If you haven’t tried this fish part I suggest you do as it will change your views on it, for me this is the best part of the fish as it is so moist even overcooking it will yield a good result. Cooking this part is not hard as well just treat it as a normal fish fillet, best used in soups especially when you don’t want to try fish head and it is also best for grilling like this recipe below.

Inihaw na Panga
Prep time
Cook time
Total time
Serves: 6-8
  • 2 kg Large Fish (Tuna, Hapuka, Grouper) Jaw
  • ½ cup soy sauce
  • juice from 1 lemon
  • salt
  • freshly ground black pepper
Basting Sauce
  • ⅓ cup soy sauce
  • ¼ cup water
  • ⅓ cup packed brown sugar
  • juice from half lemon
  • 2 tsp cornstarch
  • 3 cloves garlic
  • 2 tbsp oil
  1. Combine all marinade ingredients together.
  2. Place fish in a zip lock bag together with the marinade, let it marinate for at least 2 hours.
  3. Prepare your basting sauce. Place oil in a sauce pan then sauté garlic on low heat.
  4. Combine remaining ingredients in a bowl then mix until free of lumps, pour over the sauce pan then bring to a boil. Simmer for 2 minutes or until it thickens.
  5. Drain marinade from fish then place them on a grill (charcoal grill preferred), cook for 10 to 15 minutes on each side while continuously basting with prepared basting sauce on the last 5 minutes of the cooking time.



11 Responses

  1. collinsbarbara says:

    Reblogged this on barbarasfoodandfinds and commented:
    Cool beer snacks

  2. Now this one is new to me. I’ve never heard of grilling fish jaws in my life. I’m intrigued though!

  3. Kristy says:

    Well it certainly looks delicious. Initially knowing it’s a jaw freaked me out, but really when I think about it, it’s no different than other parts we eat.

  4. Karen says:

    I’ve heard of cooking fish cheeks but I’ve never heard of fish jaws…interesting.

  5. Juliana says:

    I love this part of the fish…but never cooked it…looks delicious Raymund.
    Hope you are having a fun week 😀

  6. Here in the US, fish heads normally get chucked. I love to see how other cultures make amazing use parts we wouldn’t typically eat. They look great and it’s such a simple recipe. Thanks for sharing.

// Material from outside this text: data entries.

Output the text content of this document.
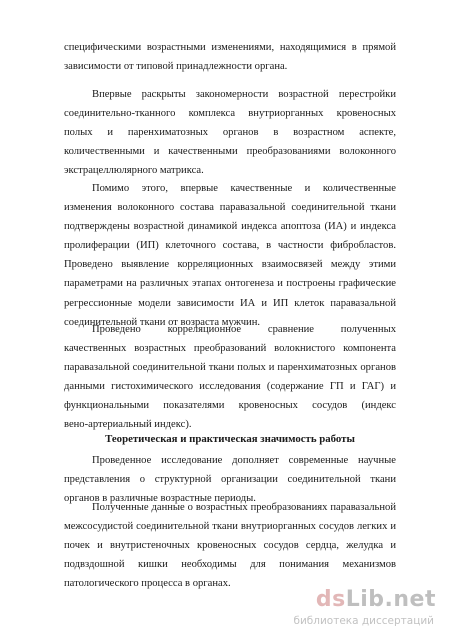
специфическими возрастными изменениями, находящимися в прямой
зависимости от типовой принадлежности органа.
Впервые раскрыты закономерности возрастной перестройки
соединительно-тканного комплекса внутриорганных кровеносных
полых и паренхиматозных органов в возрастном аспекте,
количественными и качественными преобразованиями волоконного
экстрацеллюлярного матрикса.
Помимо этого, впервые качественные и количественные
изменения волоконного состава паравазальной соединительной ткани
подтверждены возрастной динамикой индекса апоптоза (ИА) и индекса
пролиферации (ИП) клеточного состава, в частности фибробластов.
Проведено выявление корреляционных взаимосвязей между этими
параметрами на различных этапах онтогенеза и построены графические
регрессионные модели зависимости ИА и ИП клеток паравазальной
соединительной ткани от возраста мужчин.
Проведено корреляционное сравнение полученных
качественных возрастных преобразований волокнистого компонента
паравазальной соединительной ткани полых и паренхиматозных органов
данными гистохимического исследования (содержание ГП и ГАГ) и
функциональными показателями кровеносных сосудов (индекс
вено-артериальный индекс).
Теоретическая и практическая значимость работы
Проведенное исследование дополняет современные научные
представления о структурной организации соединительной ткани
органов в различные возрастные периоды.
Полученные данные о возрастных преобразованиях паравазальной
межсосудистой соединительной ткани внутриорганных сосудов легких и
почек и внутристеночных кровеносных сосудов сердца, желудка и
подвздошной кишки необходимы для понимания механизмов
патологического процесса в органах.
dsLib.net
библиотека диссертаций
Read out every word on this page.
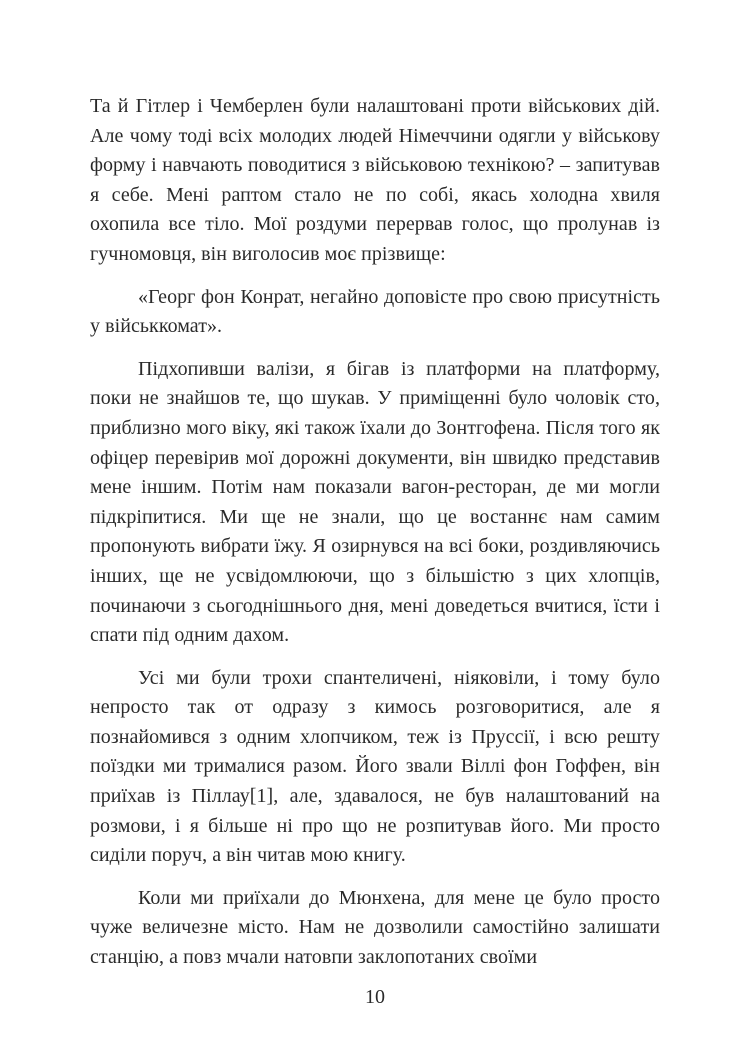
Та й Гітлер і Чемберлен були налаштовані проти військових дій. Але чому тоді всіх молодих людей Німеччини одягли у військову форму і навчають поводитися з військовою технікою? – запитував я себе. Мені раптом стало не по собі, якась холодна хвиля охопила все тіло. Мої роздуми перервав голос, що пролунав із гучномовця, він виголосив моє прізвище:

«Георг фон Конрат, негайно доповісте про свою присутність у військкомат».

Підхопивши валізи, я бігав із платформи на платформу, поки не знайшов те, що шукав. У приміщенні було чоловік сто, приблизно мого віку, які також їхали до Зонтгофена. Після того як офіцер перевірив мої дорожні документи, він швидко представив мене іншим. Потім нам показали вагон-ресторан, де ми могли підкріпитися. Ми ще не знали, що це востаннє нам самим пропонують вибрати їжу. Я озирнувся на всі боки, роздивляючись інших, ще не усвідомлюючи, що з більшістю з цих хлопців, починаючи з сьогоднішнього дня, мені доведеться вчитися, їсти і спати під одним дахом.

Усі ми були трохи спантеличені, ніяковіли, і тому було непросто так от одразу з кимось розговоритися, але я познайомився з одним хлопчиком, теж із Пруссії, і всю решту поїздки ми трималися разом. Його звали Віллі фон Гоффен, він приїхав із Піллау[1], але, здавалося, не був налаштований на розмови, і я більше ні про що не розпитував його. Ми просто сиділи поруч, а він читав мою книгу.

Коли ми приїхали до Мюнхена, для мене це було просто чуже величезне місто. Нам не дозволили самостійно залишати станцію, а повз мчали натовпи заклопотаних своїми

10
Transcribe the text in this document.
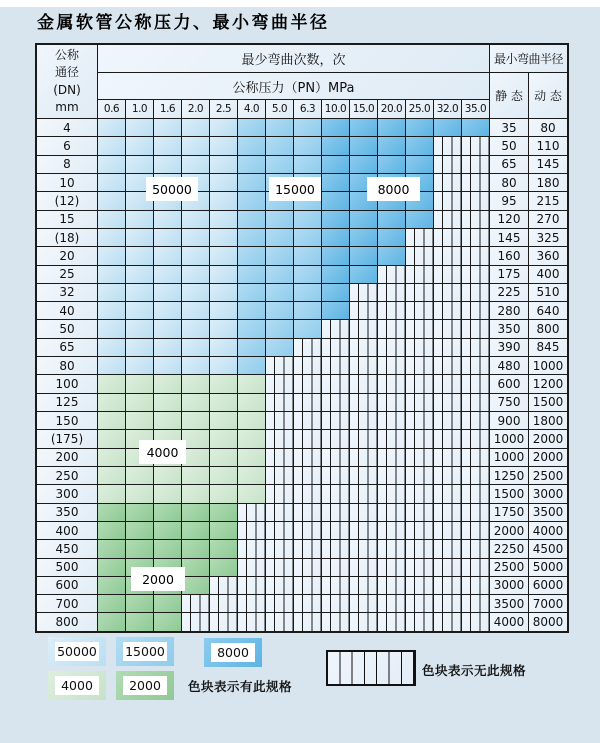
金属软管公称压力、最小弯曲半径
公称
通径
(DN)
mm
最少弯曲次数，次
公称压力（PN）MPa
0.6	1.0	1.6	2.0	2.5	4.0	5.0	6.3 10.0 15.0 20.0 25.0 32.0 35.0
最小弯曲半径
静 态 动 态
4	35	80
6	50	110
8	65	145
10	80	180
(12)	95	215
15	120	270
(18)	145	325
20	160	360
25	175	400
32	225	510
40	280	640
50	350	800
65	390	845
80	480	1000
100	600	1200
125	750	1500
150	900	1800
(175)	1000 2000
200	1000 2000
250	1250 2500
300	1500 3000
350	1750 3500
400	2000 4000
450	2250 4500
500	2500 5000
600	3000 6000
700	3500 7000
800	4000 8000
50000	15000	8000
4000
2000
50000 15000	8000
4000	2000	色块表示有此规格
色块表示无此规格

  7. Yum! I grew up on fish prepared this way!

  8. peachkins says:

    WOW! Parang na-miss ko tuloy ang inihaw na Panga!

  9. Nami | Just One Cookbook says:

    We enjoy fish kama (collar) and it’s most fatty and delicious part (despite the strange shape). It’s great that we don’t waste any part of the fish. 🙂 This looks so good! You grilled it to a perfection!

  10. Wow Raymund! This is such a great authentic dish, it truly is hawker food and the best of home style cooking. The cheek is always my favourite part of the fish head and it makes my western friends laugh whenever I seek out the cheeks first on a beautiful whole fish. Love how crisp and delicious these look!